La crise sanitaire que nous vivons depuis de longs mois est semée d’errements et d’incohérences dans les décisions politiques prises pour lutter contre la pandémie. Parmi elles, certaines reviennent régulièrement contre ces lieux ouverts aux publics, qui ne sont pas des commerces : médiathèques, cinémas, théâtres, salles de spectacles, centres culturels, salles de sport, piscines…
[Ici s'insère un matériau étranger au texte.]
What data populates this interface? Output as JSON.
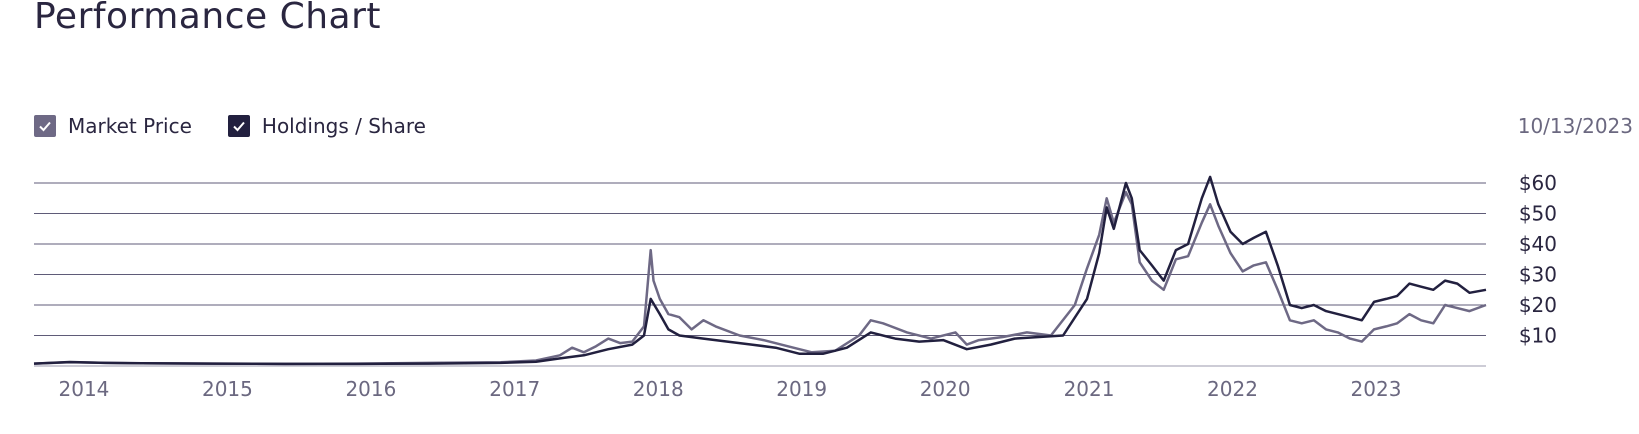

Ainsi depuis cet été et la mise en place du pass sanitaire, des lieux habituellement ouverts à tous les publics, sans distinction ni discrimination, se voient contraints de demander le sésame à toute personne désirant franchir la porte de ces établissements. Les médiathèques, premier réseau culturel de proximité, lieux de lutte contre les fractures culturelles et sociales, sont des lieux d’accueil inconditionnel. On peut y voir un film ou écouter un concert gratuitement, emprunter un roman dont la lecture est au programme scolaire, apprendre à déjouer les fake news, ou encore trouver de l’aide pour faire une demande de logement social en ligne.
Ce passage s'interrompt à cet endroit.